While this study suggests that the “finite pool of worry” hypothesis may have impacted public discourse about climate change during the pandemic, other studies indicate that attitudes towards climate change did not actually decrease. In a large international survey, respondents reported feeling increased levels of concern for climate change during COVID, and they tended to support green economic recovery policies. This may partially be due to the public viewing coronavirus spread as an issue related to interactions between humans and the environment, aligning it with other climate change risks. Worldwide social media use also increased during the pandemic, which could be another factor that distinguished these results from the Recession era: users in 2020 may have been interacting with climate change content more frequently online. I downloaded TikTok for the first time during COVID, and my algorithm has directed me to several educational videos about climate change over the last few years (featuring fiery comments sections galore). However, not all individuals surveyed in this study reported increased concern for climate change action. The researchers found that people who had experienced income loss and job instability during the pandemic were less likely to want to prioritize green recovery policies, which is a result more reminiscent of attitudes during the Great Recession. This suggests that individuals facing hardships during the pandemic worried less about issues that did not pose an immediate threat to their livelihood, like climate change. 

Conclusions

Scientific research doesn’t happen in a bubble. Novel findings are filtered through our cultures, politics, religions, economies, media sources, lived experiences, and so on, before the information is digested by the public. This means that communities with varying interests and priorities may view scientific discoveries through distinct societal lenses, and this can actively shape their opinions. Some scientific findings become more controversial than others. In the case of climate change, external factors including politics, media coverage, and broader world events have led to divided levels of concern. Unfortunately, public attitudes can have a substantial effect on whether policies designed to mitigate risks are effective, and it is important to improve public understanding and support for policies that reduce the dangers of climate change. Providing better education around the causes and consequences of climate change is essential, as well as transparently communicating the future benefits of policy actions. This is especially true if policy interventions include tradeoffs that may feel disruptive on an individual level, such as asking people to make behavioral shifts like taking public transit more frequently to reduce emissions (more perspectives on the factors that influence support for climate change policies here and here). 

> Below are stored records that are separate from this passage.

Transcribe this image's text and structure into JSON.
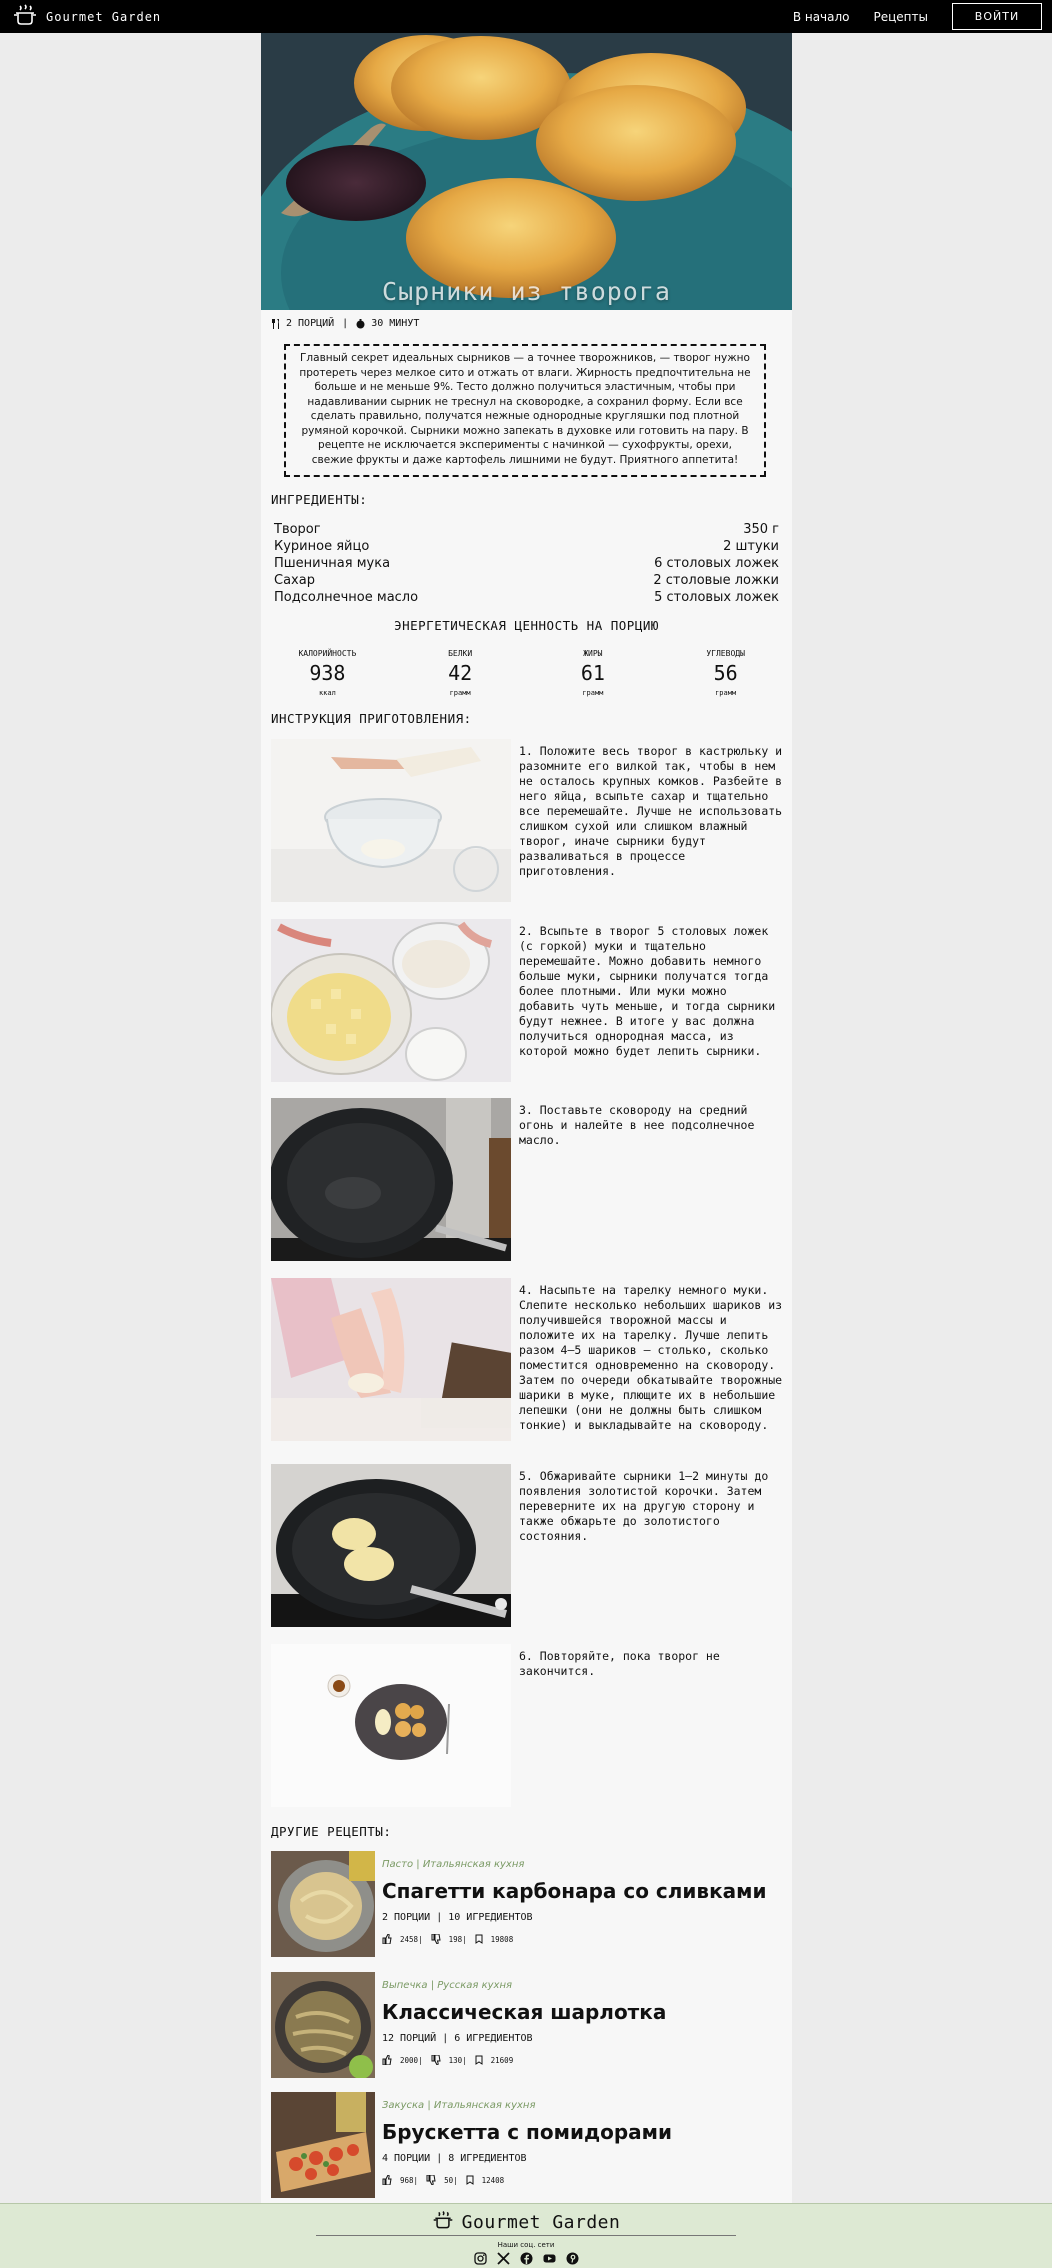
{
  "header": {
    "brand": "Gourmet Garden",
    "nav_home": "В начало",
    "nav_recipes": "Рецепты",
    "login": "ВОЙТИ"
  },
  "recipe": {
    "title": "Сырники из творога",
    "servings": "2 ПОРЦИЙ",
    "time": "30 МИНУТ",
    "description": "Главный секрет идеальных сырников — а точнее творожников, — творог нужно протереть через мелкое сито и отжать от влаги. Жирность предпочтительна не больше и не меньше 9%. Тесто должно получиться эластичным, чтобы при надавливании сырник не треснул на сковородке, а сохранил форму. Если все сделать правильно, получатся нежные однородные кругляшки под плотной румяной корочкой. Сырники можно запекать в духовке или готовить на пару. В рецепте не исключается эксперименты с начинкой — сухофрукты, орехи, свежие фрукты и даже картофель лишними не будут. Приятного аппетита!"
  },
  "ingredients": {
    "title": "ИНГРЕДИЕНТЫ:",
    "items": [
      {
        "name": "Творог",
        "amount": "350 г"
      },
      {
        "name": "Куриное яйцо",
        "amount": "2 штуки"
      },
      {
        "name": "Пшеничная мука",
        "amount": "6 столовых ложек"
      },
      {
        "name": "Сахар",
        "amount": "2 столовые ложки"
      },
      {
        "name": "Подсолнечное масло",
        "amount": "5 столовых ложек"
      }
    ]
  },
  "energy": {
    "title": "ЭНЕРГЕТИЧЕСКАЯ ЦЕННОСТЬ НА ПОРЦИЮ",
    "items": [
      {
        "label": "КАЛОРИЙНОСТЬ",
        "value": "938",
        "unit": "ккал"
      },
      {
        "label": "БЕЛКИ",
        "value": "42",
        "unit": "грамм"
      },
      {
        "label": "ЖИРЫ",
        "value": "61",
        "unit": "грамм"
      },
      {
        "label": "УГЛЕВОДЫ",
        "value": "56",
        "unit": "грамм"
      }
    ]
  },
  "instructions": {
    "title": "ИНСТРУКЦИЯ ПРИГОТОВЛЕНИЯ:",
    "steps": [
      {
        "text": "1. Положите весь творог в кастрюльку и разомните его вилкой так, чтобы в нем не осталось крупных комков. Разбейте в него яйца, всыпьте сахар и тщательно все перемешайте. Лучше не использовать слишком сухой или слишком влажный творог, иначе сырники будут разваливаться в процессе приготовления."
      },
      {
        "text": "2. Всыпьте в творог 5 столовых ложек (с горкой) муки и тщательно перемешайте. Можно добавить немного больше муки, сырники получатся тогда более плотными. Или муки можно добавить чуть меньше, и тогда сырники будут нежнее. В итоге у вас должна получиться однородная масса, из которой можно будет лепить сырники."
      },
      {
        "text": "3. Поставьте сковороду на средний огонь и налейте в нее подсолнечное масло."
      },
      {
        "text": "4. Насыпьте на тарелку немного муки. Слепите несколько небольших шариков из получившейся творожной массы и положите их на тарелку. Лучше лепить разом 4–5 шариков — столько, сколько поместится одновременно на сковороду. Затем по очереди обкатывайте творожные шарики в муке, плющите их в небольшие лепешки (они не должны быть слишком тонкие) и выкладывайте на сковороду."
      },
      {
        "text": "5. Обжаривайте сырники 1–2 минуты до появления золотистой корочки. Затем переверните их на другую сторону и также обжарьте до золотистого состояния."
      },
      {
        "text": "6. Повторяйте, пока творог не закончится."
      }
    ]
  },
  "other_recipes": {
    "title": "ДРУГИЕ РЕЦЕПТЫ:",
    "items": [
      {
        "category": "Пасто",
        "cuisine": "Итальянская кухня",
        "title": "Спагетти карбонара со сливками",
        "servings": "2 ПОРЦИИ",
        "ingredients": "10 ИГРЕДИЕНТОВ",
        "likes": "2458",
        "dislikes": "198",
        "saves": "19808"
      },
      {
        "category": "Выпечка",
        "cuisine": "Русская кухня",
        "title": "Классическая шарлотка",
        "servings": "12 ПОРЦИЙ",
        "ingredients": "6 ИГРЕДИЕНТОВ",
        "likes": "2000",
        "dislikes": "130",
        "saves": "21609"
      },
      {
        "category": "Закуска",
        "cuisine": "Итальянская кухня",
        "title": "Брускетта с помидорами",
        "servings": "4 ПОРЦИИ",
        "ingredients": "8 ИГРЕДИЕНТОВ",
        "likes": "968",
        "dislikes": "50",
        "saves": "12408"
      }
    ]
  },
  "footer": {
    "brand": "Gourmet Garden",
    "social_label": "Наши соц. сети",
    "icons": [
      "instagram-icon",
      "x-icon",
      "facebook-icon",
      "youtube-icon",
      "pinterest-icon"
    ]
  },
  "colors": {
    "header_bg": "#000000",
    "page_bg": "#ececec",
    "content_bg": "#f7f7f7",
    "footer_bg": "#dde9d3",
    "category_green": "#7a9a64"
  }
}
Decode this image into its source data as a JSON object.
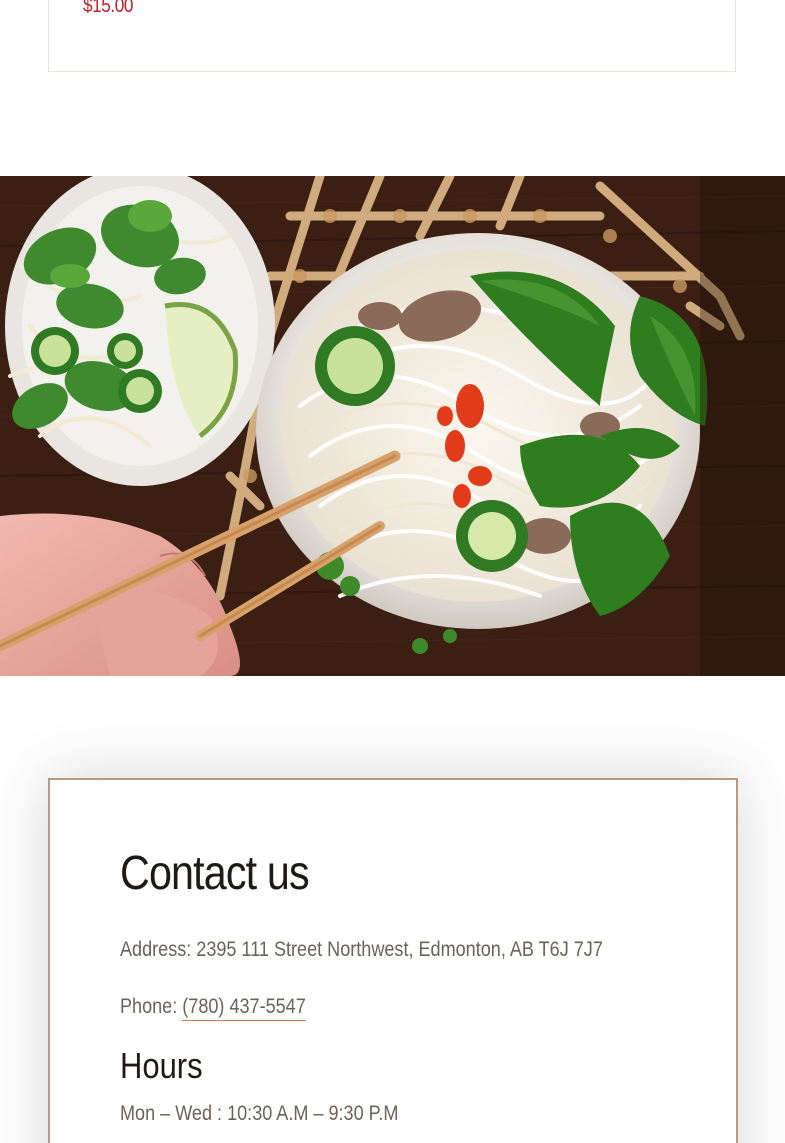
{
  "product": {
    "price": "$15.00"
  },
  "hero": {
    "image_subject": "bowl of pho with chopsticks, basil, jalapeno and lime"
  },
  "contact": {
    "title": "Contact us",
    "address_label": "Address:",
    "address_value": "2395 111 Street Northwest, Edmonton, AB T6J 7J7",
    "phone_label": "Phone:",
    "phone_value": "(780) 437-5547",
    "hours_title": "Hours",
    "hours": [
      {
        "days": "Mon – Wed",
        "time": "10:30 A.M – 9:30 P.M"
      }
    ]
  },
  "colors": {
    "price": "#c0202a",
    "card_border": "#b79a83",
    "link_underline": "#c47a5a",
    "heading": "#1f1a17",
    "body_text": "#6b625c"
  }
}
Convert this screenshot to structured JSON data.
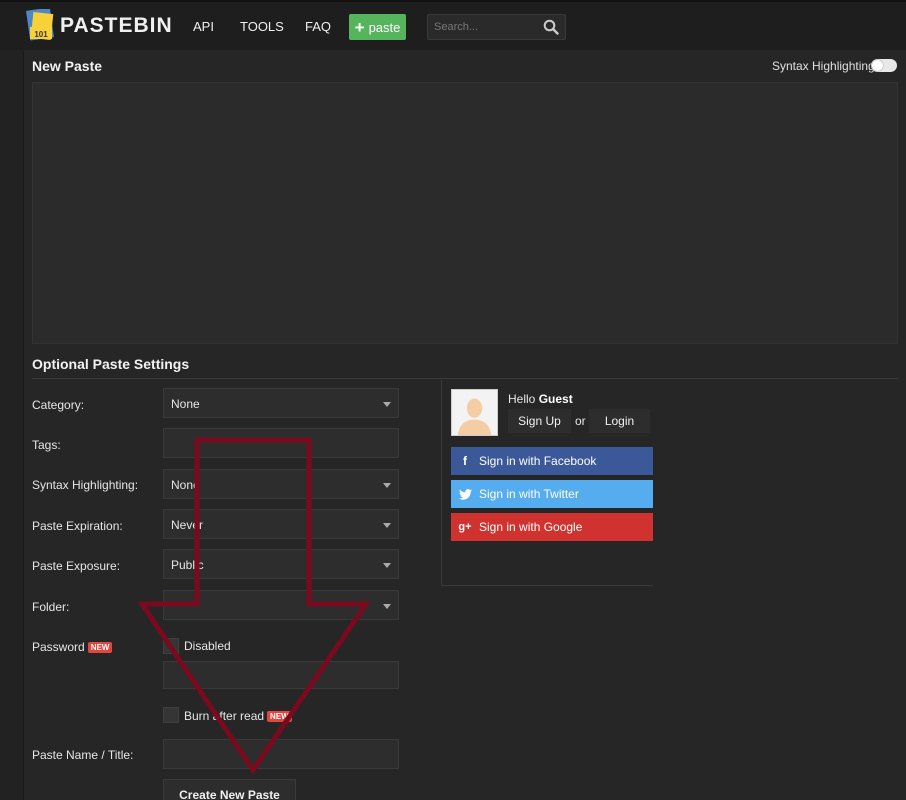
{
  "header": {
    "logo_text": "PASTEBIN",
    "logo_badge": "101",
    "nav": [
      "API",
      "TOOLS",
      "FAQ"
    ],
    "paste_button": "paste",
    "search_placeholder": "Search..."
  },
  "editor": {
    "title": "New Paste",
    "syntax_toggle_label": "Syntax Highlighting",
    "syntax_toggle_on": false
  },
  "settings": {
    "title": "Optional Paste Settings",
    "category": {
      "label": "Category:",
      "value": "None"
    },
    "tags": {
      "label": "Tags:",
      "value": ""
    },
    "syntax": {
      "label": "Syntax Highlighting:",
      "value": "None"
    },
    "expiration": {
      "label": "Paste Expiration:",
      "value": "Never"
    },
    "exposure": {
      "label": "Paste Exposure:",
      "value": "Public"
    },
    "folder": {
      "label": "Folder:",
      "value": ""
    },
    "password": {
      "label": "Password",
      "badge": "NEW",
      "checkbox_label": "Disabled",
      "value": ""
    },
    "burn": {
      "label": "Burn after read",
      "badge": "NEW"
    },
    "name": {
      "label": "Paste Name / Title:",
      "value": ""
    },
    "submit": "Create New Paste"
  },
  "sidebar": {
    "hello_prefix": "Hello",
    "username": "Guest",
    "signup": "Sign Up",
    "or": "or",
    "login": "Login",
    "facebook": "Sign in with Facebook",
    "twitter": "Sign in with Twitter",
    "google": "Sign in with Google"
  },
  "colors": {
    "accent_green": "#56b45d",
    "facebook": "#3b5998",
    "twitter": "#55acee",
    "google": "#d0322f",
    "new_badge": "#e2463f",
    "annotation_arrow": "#7a0a1e"
  },
  "icons": {
    "search": "search-icon",
    "plus": "plus-icon",
    "facebook": "facebook-icon",
    "twitter": "twitter-icon",
    "google": "google-plus-icon"
  }
}
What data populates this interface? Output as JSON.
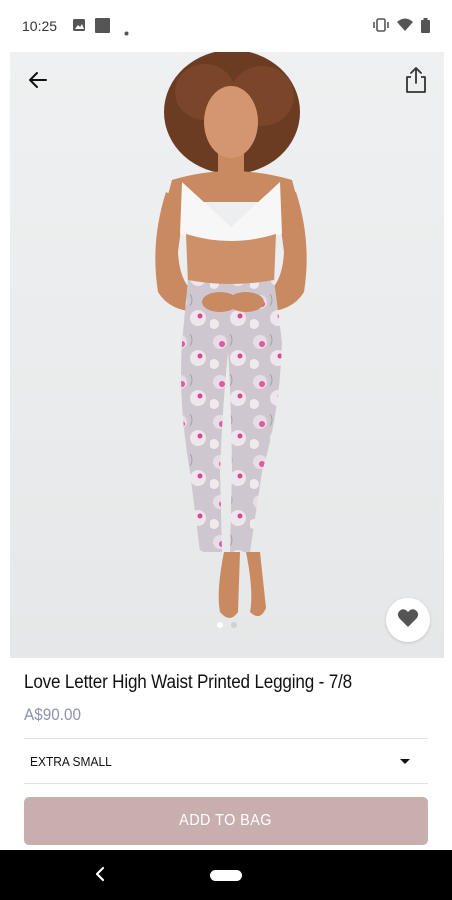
{
  "status_bar": {
    "time": "10:25",
    "icons": [
      "image-icon",
      "square-icon",
      "dot-icon",
      "vibrate-icon",
      "wifi-icon",
      "battery-icon"
    ]
  },
  "hero": {
    "icons": {
      "back": "arrow-left-icon",
      "share": "share-icon",
      "wishlist": "heart-icon"
    },
    "carousel": {
      "total": 2,
      "active_index": 0
    }
  },
  "product": {
    "name": "Love Letter High Waist Printed Legging - 7/8",
    "price": "A$90.00"
  },
  "size_select": {
    "selected": "EXTRA SMALL"
  },
  "add_to_bag": {
    "label": "ADD TO BAG"
  },
  "colors": {
    "price": "#8e92b0",
    "button": "#c9aeae",
    "nav_bar": "#000000"
  },
  "nav": {
    "icons": [
      "chevron-left-icon",
      "home-pill-icon"
    ]
  }
}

Achieving widespread public support for swift and decisive policy interventions will be difficult, but it is essential for reducing the risks of climate change. The voices of scientists need to be heard more frequently in the media, and political elites should use their influence to echo the advice being offered by scientists and policymakers – not to detract from it. Otherwise, climate change will slowly march on to the tune of, “Propaganda! It isn’t real!” Then, one day in the future, we won’t need scientists to warn us that climate change is happening. We will all have our own very real, and very personal experiences with the environmental crisis.